Since then, though, Sterling put his money where his mouth was and earned his place back in the team, playing a key role in another Premier League title success. Towards the end of the season, when the topic of his future came up again, Sterling continued to suggest that playing games will be key to deciding where his future lies.
"At the minute I'm just happy to be playing, happy to be contributing with the team," he said before City's Champions League semi-final against Real Madrid.
"I think that's the most important thing. At this period, I think it would be selfish of me to speak of any contract situation and I'm just happy to be playing football and see where we are at the end of the season.
"As a player and forward, to be playing and scoring and making assists, contributing to the team is a massive thing. That's where you get your confidence from and at the moment I'm happy to have a part with the team and try to contribute as much as I can.
"I’m playing and contributing a lot more to the team this season. And yeah, I mean a good mood, a good spirit. The football club's in a semi-final for Champions League we're fighting for a title. There's not much more I can ask for. So yeah, a great spirit.
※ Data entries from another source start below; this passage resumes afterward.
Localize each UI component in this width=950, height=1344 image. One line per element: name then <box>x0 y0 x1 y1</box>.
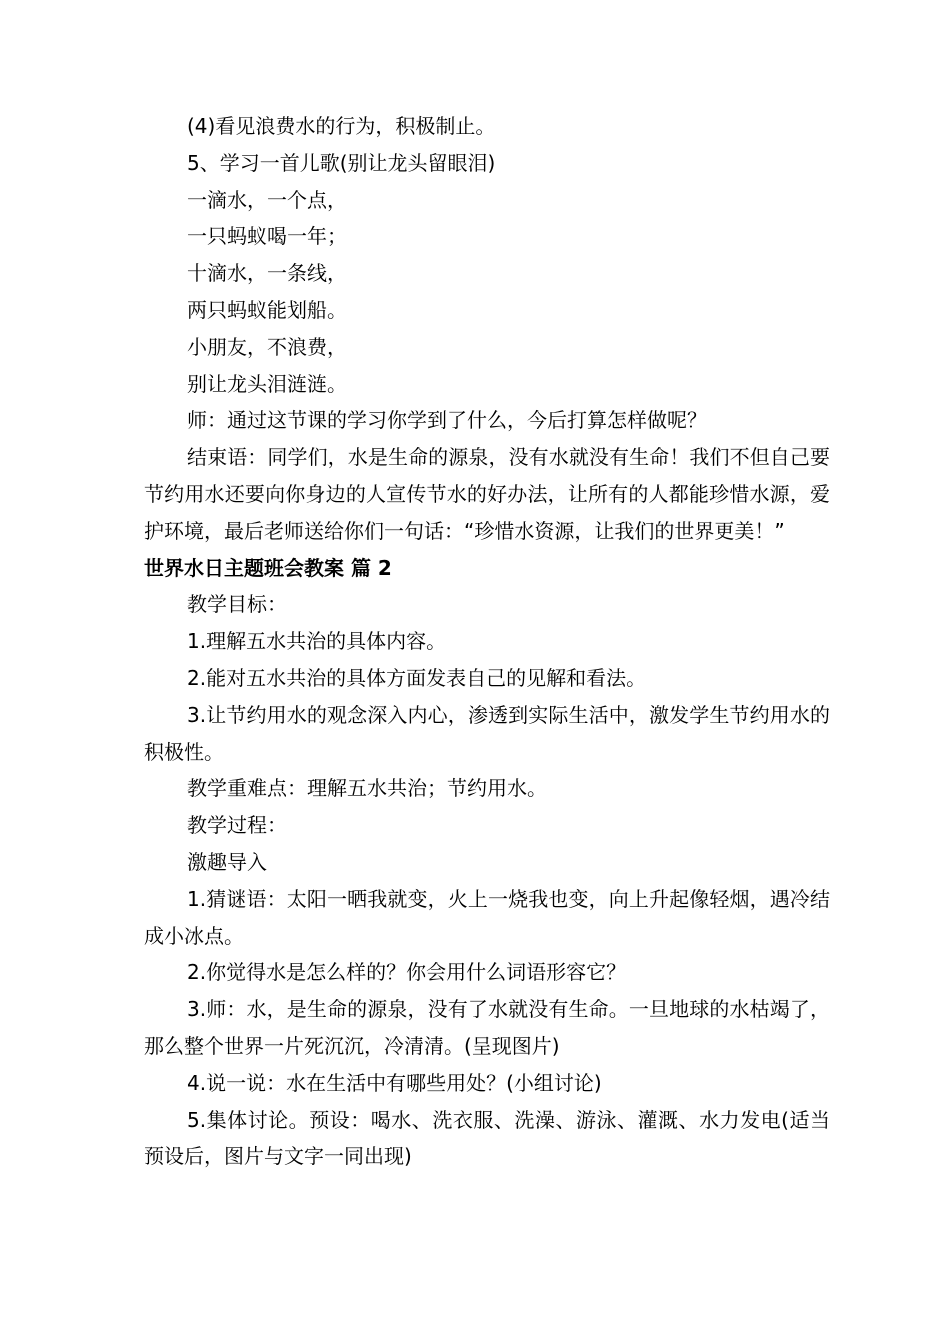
closing-paragraph: 结束语：同学们，水是生命的源泉，没有水就没有生命！我们不但自己要节约用水还要向你身边的人宣传节水的好办法，让所有的人都能珍惜水源，爱护环境，最后老师送给你们一句话：“珍惜水资源，让我们的世界更美！” <box>144 445 830 543</box>
poem-line: 一只蚂蚁喝一年； <box>187 224 347 249</box>
paragraph: 教学重难点：理解五水共治；节约用水。 <box>187 776 547 801</box>
paragraph: 5.集体讨论。预设：喝水、洗衣服、洗澡、游泳、灌溉、水力发电(适当预设后，图片与文字一同出现) <box>144 1107 830 1169</box>
paragraph: 2.能对五水共治的具体方面发表自己的见解和看法。 <box>187 665 647 690</box>
paragraph: 5、学习一首儿歌(别让龙头留眼泪) <box>187 150 496 175</box>
paragraph: 激趣导入 <box>187 849 267 874</box>
paragraph: 2.你觉得水是怎么样的？你会用什么词语形容它？ <box>187 960 627 985</box>
poem-line: 两只蚂蚁能划船。 <box>187 297 347 322</box>
poem-line: 小朋友，不浪费， <box>187 334 347 359</box>
poem-line: 别让龙头泪涟涟。 <box>187 371 347 396</box>
paragraph: 3.让节约用水的观念深入内心，渗透到实际生活中，激发学生节约用水的积极性。 <box>144 702 830 764</box>
paragraph: 1.猜谜语：太阳一晒我就变，火上一烧我也变，向上升起像轻烟，遇冷结成小冰点。 <box>144 886 830 948</box>
poem-line: 十滴水，一条线， <box>187 261 347 286</box>
paragraph: 3.师：水，是生命的源泉，没有了水就没有生命。一旦地球的水枯竭了，那么整个世界一片死沉沉，冷清清。(呈现图片) <box>144 997 830 1058</box>
section-heading: 世界水日主题班会教案 篇 2 <box>144 555 392 580</box>
poem-line: 一滴水，一个点， <box>187 187 347 212</box>
paragraph: (4)看见浪费水的行为，积极制止。 <box>187 114 496 138</box>
paragraph: 4.说一说：水在生活中有哪些用处？(小组讨论) <box>187 1070 602 1095</box>
paragraph: 教学过程： <box>187 813 287 838</box>
paragraph: 1.理解五水共治的具体内容。 <box>187 629 447 654</box>
document-body <box>144 108 830 1175</box>
paragraph: 教学目标： <box>187 592 287 617</box>
paragraph: 师：通过这节课的学习你学到了什么，今后打算怎样做呢？ <box>187 408 707 433</box>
"It's a team full of competition. It's the competition that makes you thrive and once you're performing you just want to keep playing if you're scoring, they can assist you, win a game or whatever. You may just want to keep playing and sometimes you have to come to understand that this is a lot of players in the team."
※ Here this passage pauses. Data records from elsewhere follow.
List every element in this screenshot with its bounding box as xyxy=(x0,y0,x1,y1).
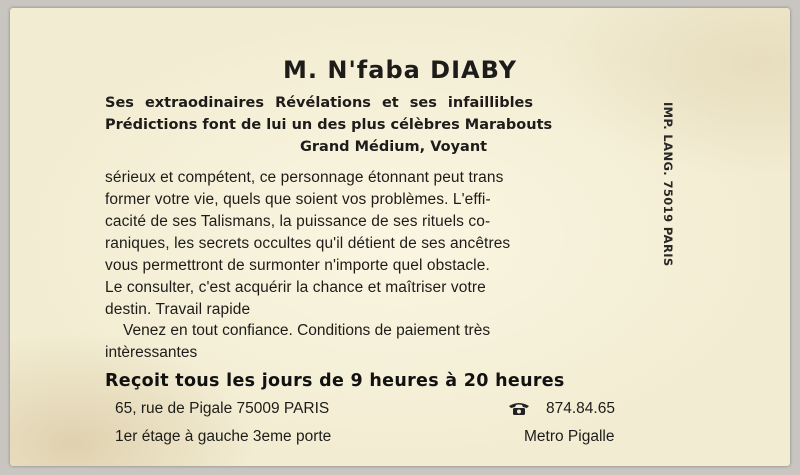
body-line: cacité de ses Talismans, la puissance de ses rituels co- xyxy=(105,213,491,230)
body-line: former votre vie, quels que soient vos problèmes. L'effi- xyxy=(105,191,491,208)
floor-directions: 1er étage à gauche 3eme porte xyxy=(115,428,332,445)
intro-line-1: Ses extraodinaires Révélations et ses infaillibles xyxy=(105,95,534,111)
intro-line-3: Grand Médium, Voyant xyxy=(300,139,488,155)
body-line: raniques, les secrets occultes qu'il détient de ses ancêtres xyxy=(105,235,511,252)
phone-number: 874.84.65 xyxy=(546,400,615,417)
intro-line-2: Prédictions font de lui un des plus célèbres Marabouts xyxy=(105,117,553,133)
printer-imprint: IMP. LANG. 75019 PARIS xyxy=(661,102,675,267)
body-line: vous permettront de surmonter n'importe quel obstacle. xyxy=(105,257,490,274)
telephone-icon xyxy=(508,401,530,415)
card-title: M. N'faba DIABY xyxy=(283,56,517,84)
body-line: Le consulter, c'est acquérir la chance et maîtriser votre xyxy=(105,279,486,296)
metro-station: Metro Pigalle xyxy=(524,428,615,445)
phone-number-row xyxy=(508,400,615,418)
opening-hours: Reçoit tous les jours de 9 heures à 20 heures xyxy=(105,371,565,391)
body-line: sérieux et compétent, ce personnage étonnant peut trans xyxy=(105,169,504,186)
street-address: 65, rue de Pigale 75009 PARIS xyxy=(115,400,330,417)
body-line: destin. Travail rapide xyxy=(105,301,251,318)
invite-line-2: intèressantes xyxy=(105,344,198,361)
business-card xyxy=(10,8,790,466)
invite-line-1: Venez en tout confiance. Conditions de paiement très xyxy=(123,322,491,339)
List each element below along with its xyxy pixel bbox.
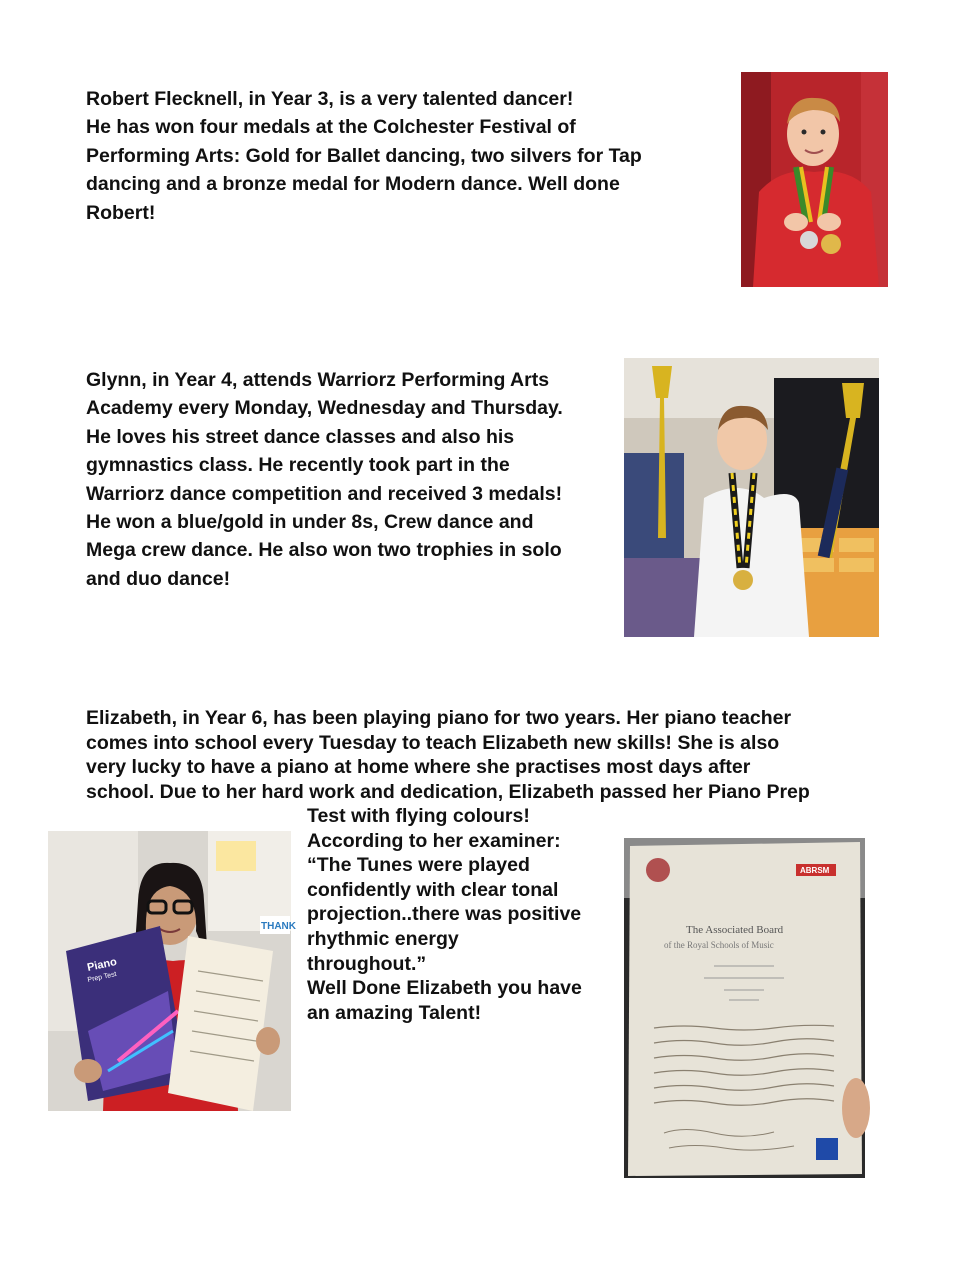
- robert-line: dancing and a bronze medal for Modern dance. Well done: [86, 173, 620, 196]
- glynn-line: He loves his street dance classes and also his: [86, 425, 515, 448]
- robert-paragraph: [86, 85, 642, 227]
- glynn-line: Academy every Monday, Wednesday and Thursday.: [86, 397, 563, 420]
- glynn-line: Glynn, in Year 4, attends Warriorz Performing Arts: [86, 369, 550, 391]
- cert-brand: ABRSM: [800, 866, 830, 875]
- book-subtitle: Prep Test: [86, 970, 118, 984]
- glynn-line: Mega crew dance. He also won two trophies in solo: [86, 539, 562, 562]
- wall-sign-text: THANK: [261, 921, 296, 932]
- glynn-paragraph: [86, 366, 563, 593]
- elizabeth-line: school. Due to her hard work and dedication, Elizabeth passed her Piano Prep: [86, 780, 810, 803]
- cert-subtitle: of the Royal Schools of Music: [664, 940, 774, 950]
- cert-title: The Associated Board: [686, 924, 784, 936]
- robert-photo: [741, 72, 888, 287]
- robert-line: Robert!: [86, 201, 156, 224]
- robert-line: Robert Flecknell, in Year 3, is a very talented dancer!: [86, 88, 574, 110]
- elizabeth-line: very lucky to have a piano at home where she practises most days after: [86, 756, 751, 779]
- robert-line: He has won four medals at the Colchester Festival of: [86, 116, 576, 139]
- elizabeth-line: Elizabeth, in Year 6, has been playing piano for two years. Her piano teacher: [86, 707, 792, 729]
- elizabeth-line: comes into school every Tuesday to teach Elizabeth new skills! She is also: [86, 731, 780, 754]
- certificate-photo: [624, 838, 865, 1178]
- book-title: Piano: [86, 955, 118, 974]
- elizabeth-side-line: confidently with clear tonal: [307, 878, 559, 901]
- elizabeth-side-line: an amazing Talent!: [307, 1001, 482, 1024]
- elizabeth-side-line: throughout.”: [307, 952, 427, 975]
- glynn-line: and duo dance!: [86, 567, 231, 590]
- elizabeth-photo: [48, 831, 296, 1111]
- elizabeth-side-line: Test with flying colours!: [307, 805, 530, 827]
- elizabeth-side-line: “The Tunes were played: [307, 854, 530, 877]
- elizabeth-side-line: rhythmic energy: [307, 927, 459, 950]
- glynn-photo: [624, 358, 879, 637]
- elizabeth-side-paragraph: [307, 804, 582, 1025]
- robert-line: Performing Arts: Gold for Ballet dancing, two silvers for Tap: [86, 144, 642, 167]
- glynn-line: gymnastics class. He recently took part in the: [86, 454, 510, 477]
- elizabeth-side-line: Well Done Elizabeth you have: [307, 977, 582, 1000]
- glynn-line: Warriorz dance competition and received 3 medals!: [86, 482, 563, 505]
- elizabeth-side-line: According to her examiner:: [307, 829, 561, 852]
- elizabeth-paragraph: [86, 706, 810, 804]
- glynn-line: He won a blue/gold in under 8s, Crew dance and: [86, 511, 534, 534]
- elizabeth-side-line: projection..there was positive: [307, 903, 582, 926]
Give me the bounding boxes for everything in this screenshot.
So if City can't guarantee those games, it would support the talk of Sterling leaving. However, Chelsea may be disappointed as Sterling has previously spoken of a desire to play in other leagues away from the English top flight.
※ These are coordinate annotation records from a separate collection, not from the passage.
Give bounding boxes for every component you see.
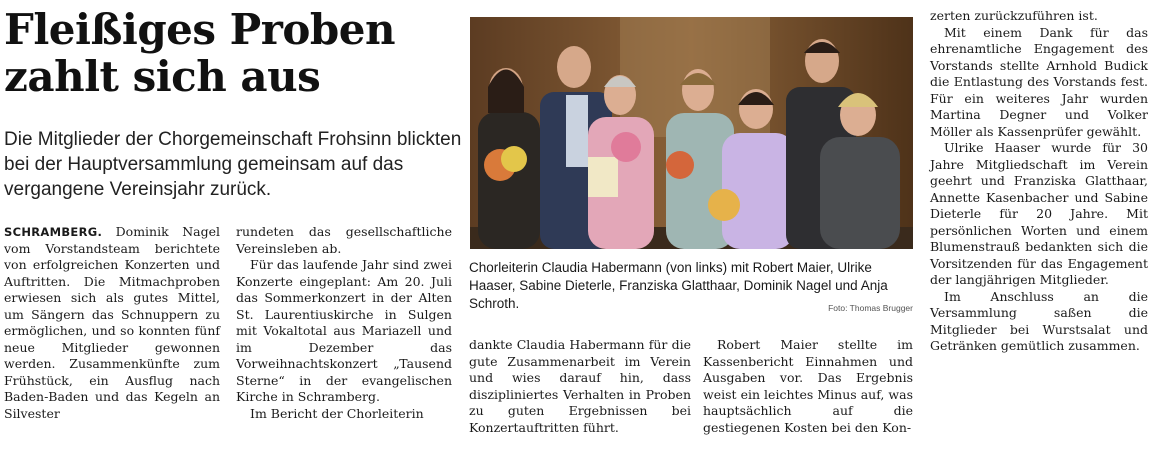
dateline: SCHRAMBERG. [4, 225, 103, 239]
paragraph: Im Bericht der Chorleiterin [250, 405, 424, 421]
paragraph: Dominik Nagel vom Vorstandsteam berichtete von erfolgreichen Konzerten und Auftritten. Die Mitmachproben erwiesen sich als gutes Mittel, um Sängern das Schnuppern zu ermöglichen, und so konnten fünf neue Mitglieder gewonnen werden. Zusammenkünfte zum Frühstück, ein Ausflug nach Baden-Baden und das Kegeln an Silvester [4, 224, 220, 421]
photo-caption: Chorleiterin Claudia Habermann (von links) mit Robert Maier, Ulrike Haaser, Sabine Dieterle, Franziska Glatthaar, Dominik Nagel und Anja Schroth. [469, 260, 888, 311]
body-column-1 [4, 224, 220, 422]
paragraph: dankte Claudia Habermann für die gute Zusammenarbeit im Verein und wies darauf hin, dass diszipliniertes Verhalten in Proben zu guten Ergebnissen bei Konzertauftritten führt. [469, 337, 691, 435]
group-photo [470, 17, 913, 249]
body-column-2 [236, 224, 452, 422]
photo-credit: Foto: Thomas Brugger [828, 303, 913, 313]
paragraph: rundeten das gesellschaftliche Vereinsleben ab. [236, 224, 452, 256]
paragraph: zerten zurückzuführen ist. [930, 8, 1098, 23]
paragraph: Mit einem Dank für das ehrenamtliche Engagement des Vorstands stellte Arnhold Budick die Entlastung des Vorstands fest. Für ein weiteres Jahr wurden Martina Degner und Volker Möller als Kassenprüfer gewählt. [930, 24, 1148, 139]
paragraph: Ulrike Haaser wurde für 30 Jahre Mitgliedschaft im Verein geehrt und Franziska Glatthaar, Annette Kasenbacher und Sabine Dieterle für 20 Jahre. Mit persönlichen Worten und einem Blumenstrauß bedankten sich die Vorsitzenden für das Engagement der langjährigen Mitglieder. [930, 140, 1148, 287]
body-column-4 [703, 337, 913, 436]
paragraph: Robert Maier stellte im Kassenbericht Einnahmen und Ausgaben vor. Das Ergebnis weist ein leichtes Minus auf, was hauptsächlich auf die gestiegenen Kosten bei den Kon- [703, 337, 913, 435]
paragraph: Für das laufende Jahr sind zwei Konzerte eingeplant: Am 20. Juli das Sommerkonzert in der Alten St. Laurentiuskirche in Sulgen mit Vokaltotal aus Mariazell und im Dezember das Vorweihnachtskonzert „Tausend Sterne“ in der evangelischen Kirche in Schramberg. [236, 257, 452, 404]
deck-subheadline: Die Mitglieder der Chorgemeinschaft Frohsinn blickten bei der Hauptversammlung gemeinsam auf das vergangene Vereinsjahr zurück. [4, 129, 462, 200]
headline: Fleißiges Proben zahlt sich aus [4, 5, 396, 101]
body-column-5 [930, 8, 1148, 355]
group-photo-illustration [470, 17, 913, 249]
body-column-3 [469, 337, 691, 436]
paragraph: Im Anschluss an die Versammlung saßen die Mitglieder bei Wurstsalat und Getränken gemütlich zusammen. [930, 288, 1148, 353]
In his October comments, he said: "As an English player all I know is the Premier League and I’ve always thought you know maybe one day I’d love to play abroad to see how I would come up against that challenge."
And the last time Guardiola spoke about Sterling's contract situation, the manager distanced himself from negotiations but said he would like to keep the winger.
“Nobody doubts how important it is,” said Guardiola in February. “He has shown it. What I want is for tomorrow, and the day after tomorrow, he and all the players play well.
“If we count the amount of games he has played since we are together, it's a lot. He was a key player. In the future I don't know what's going to happen, because the club decides. The club all the time. When they extend the player contracts, I give my opinion but the club takes the decisions all the time.”
“What I want is the best for the players. I'm really pleased if they are happy but contracts are not my business. I've never been involved.
“I’ve known Raheem for six seasons so I think I know him perfectly well and this season he was outstanding in goals and assists, for the team and for himself.
“During this period there are highs and lows and problems. It's part of life, not a honeymoon. There are always problems, you have to solve them. What is important is to see the next chapter and next games, next moments, big smiles, being positive and try to do it.”